With the 2017 World Baseball Classic around the corner, Team Israel has reportedly reached out to Indians second baseman Jason Kipnis, per MLB Network’s Jon Morosi. Tournament rules stipulate that a player’s roster eligibility can be achieved in one of several ways: they were born in the country in question or hold citizenship/permanent legal residence there (or are simply capable of qualifying for citizenship), or one of their parents was born in the country or holds citizenship/permanent legal residence there.
For Kipnis, it’s the latter. Kipnis’ father, Mark Kipnis, is Jewish. That gives Kipnis the status he needs to suit up for Team Israel, despite the fact that he is a practicing Roman Catholic. He has yet to confirm or deny his participation in the competition.
Fifteen players have confirmed for Team Israel so far, including Mets’ infielder/outfielder Ty Kelly and free agents Sam Fuld, Nate Freiman, Jason Marquis and Jeremy Bleich. Per MLB.com’s Chad Thornburg, eight minor leaguers will also appear for the team.
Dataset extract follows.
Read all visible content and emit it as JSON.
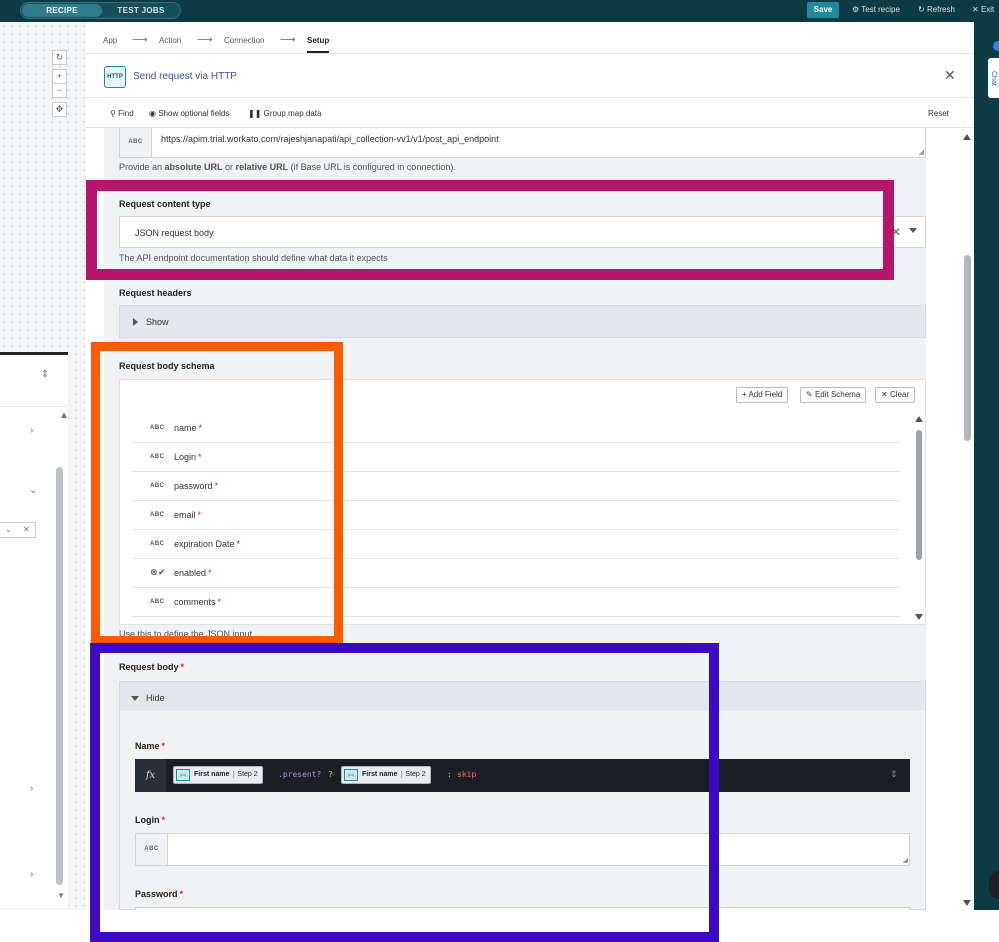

Like Kipnis, at least three other major leaguers are eligible for Team Israel’s roster but have yet to accept or decline involvement in the WBC: Dodgers center fielder Joc Pederson, Mariners infielder/outfielder Danny Valencia and free agent left-hander Craig Breslow.
Free agent first baseman James Loney has reportedly signed a minor league deal with the Rangers, per FanRag Sports’ Jon Heyman. The deal includes an invite to spring training and a $1 million salary if he makes the major league roster in 2017.
Loney picked up a one-year stint and starting role with the Mets in 2016, slashing .265/.307/.397 with nine home runs in 336 PA. While his numbers were down a hair from the .280/.322/.357 batting line he produced with the Rays in 2015, he provided the Mets with a necessary, if underwhelming upgrade over an injured Lucas Duda through most of the season.
The 32-year-old infielder is expected to have some competition at first base, with at least five other candidates in the mix: Jurickson Profar, Ronald Guzman, Ryan Rua, Joey Gallo and Josh Hamilton. Rumor has it that the team is planning on platooning Rua and Profar in 2017, barring any impressive breakouts or injuries during spring training, though Loney could still provide the club with some veteran depth and a decent left-handed bat off the bench.